AFTER administration:

  • Measure BP and perform neurologic assessment every 15 minutes during infusion for 2 hours, then every 30 minutes for 6 hours, then hourly until 24 hours after treatment. After the initial 24 hours, monitor vital signs, control blood pressure, and perform neurological assessments frequently per your facility’s policy.
  • Maintain BP < 180/105 mmHg for at least 24 hours after treatment.
  • Hold antiplatelet or anticoagulation therapy and invasive procedures for 24 hours following administration.
  • Monitor for serious adverse events, such as bleeding and angioedema.
  • Concomitant use of angiotensin-converting enzyme (ACE) inhibitors may increase the risk of orolingual angioedema.
  • Concomitant use of anticoagulants and drugs that inhibit platelet function increase the risk of bleeding.
  • Delay insertion of nasogastric tubes, indwelling bladder catheters, or intra-arterial pressure catheters if patient can be managed without them.
  • Obtain follow-up CT or MRI scan 24 hours after treatment before starting anticoagulants or antiplatelet agents.

Adverse reactions

  • Bleeding (most common)
  • Orolingual angioedema
  • Arrhythmias
  • Hypotension
  • Edema
  • Cholesterol embolization
  • Venous thrombosis
  • Re-embolization of deep venous thrombi (DVT) in patients with pulmonary embolism
  • Nausea
  • Vomiting
  • Hypersensitivity reactions

Management of Symptomatic Bleeding Within 24 Hours After Administration of IV Alteplase (Powers, et al., 2018)

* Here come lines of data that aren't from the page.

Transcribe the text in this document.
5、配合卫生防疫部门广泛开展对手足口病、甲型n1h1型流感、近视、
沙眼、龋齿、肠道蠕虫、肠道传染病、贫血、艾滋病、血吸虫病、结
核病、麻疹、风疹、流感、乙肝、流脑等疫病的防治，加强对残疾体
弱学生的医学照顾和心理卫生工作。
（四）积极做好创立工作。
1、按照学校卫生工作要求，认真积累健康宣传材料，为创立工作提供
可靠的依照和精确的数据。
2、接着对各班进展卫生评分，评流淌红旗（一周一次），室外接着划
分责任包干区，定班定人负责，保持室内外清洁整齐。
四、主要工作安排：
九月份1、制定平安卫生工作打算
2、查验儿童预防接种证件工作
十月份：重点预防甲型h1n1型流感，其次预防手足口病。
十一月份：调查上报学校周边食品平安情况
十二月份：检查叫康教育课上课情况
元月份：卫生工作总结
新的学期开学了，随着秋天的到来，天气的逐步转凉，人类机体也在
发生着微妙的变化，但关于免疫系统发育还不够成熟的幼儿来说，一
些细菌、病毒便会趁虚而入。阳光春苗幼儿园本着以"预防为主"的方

  • Stop alteplase infusion.
  • Obtain CBC, PT (INR), aPTT, fibrinogen level, and type and cross-match.
  • Obtain emergent nonenhanced head CT. Per order, administer cryoprecipitate (includes factor VIII): 10 U infused over 10-30 minutes (onset in 1 hour, peaks in 12 hour); administer additional dose for fibrinogen level < 200 mg/dL.
  • Per order, administer tranexamic acid 1000 mg IV infused over 10 min OR Ɛ-aminocaproic acid 4-5 g over 1 hour, followed by 1 g IV until bleeding is controlled.
  • Obtain hematology and neurosurgery consult.
  • Manage BP, intracranial pressure (ICP), cerebral perfusion pressure (CPP), mean arterial pressure (MAP), temperature, and glucose

Management of Orolingual Angioedema Associated with IV Alteplase (Powers, et al., 2018)

  • Maintain airway.
  • Intubation may not be needed if edema is limited to anterior tongue and lips.
  • Edema involving larynx, palate, floor of mouth, oropharynx with rapid progression (within 30 minutes) poses higher risk of respiratory compromise requiring intubation.
  • Awake fiberoptic intubation is preferred.
  • As ordered, perform the following:
  • Discontinue IV alteplase infusion and hold ACE-inhibitors.
  • Administer IV methylprednisolone 125 mg.
  • Administer IV diphenhydramine 50 mg.
  • Administer ranitidine 50 mg IV or famotidine 20 mg IV.
  • If there is an increase in angioedema, administer epinephrine (0.1%) 0.3 mL subcutaneously or by nebulizer 0.5 mL.
  • Administer icatibant (selective bradykinin B2 receptor antagonist), 3 mL (30 mg) subcutaneously in abdomen.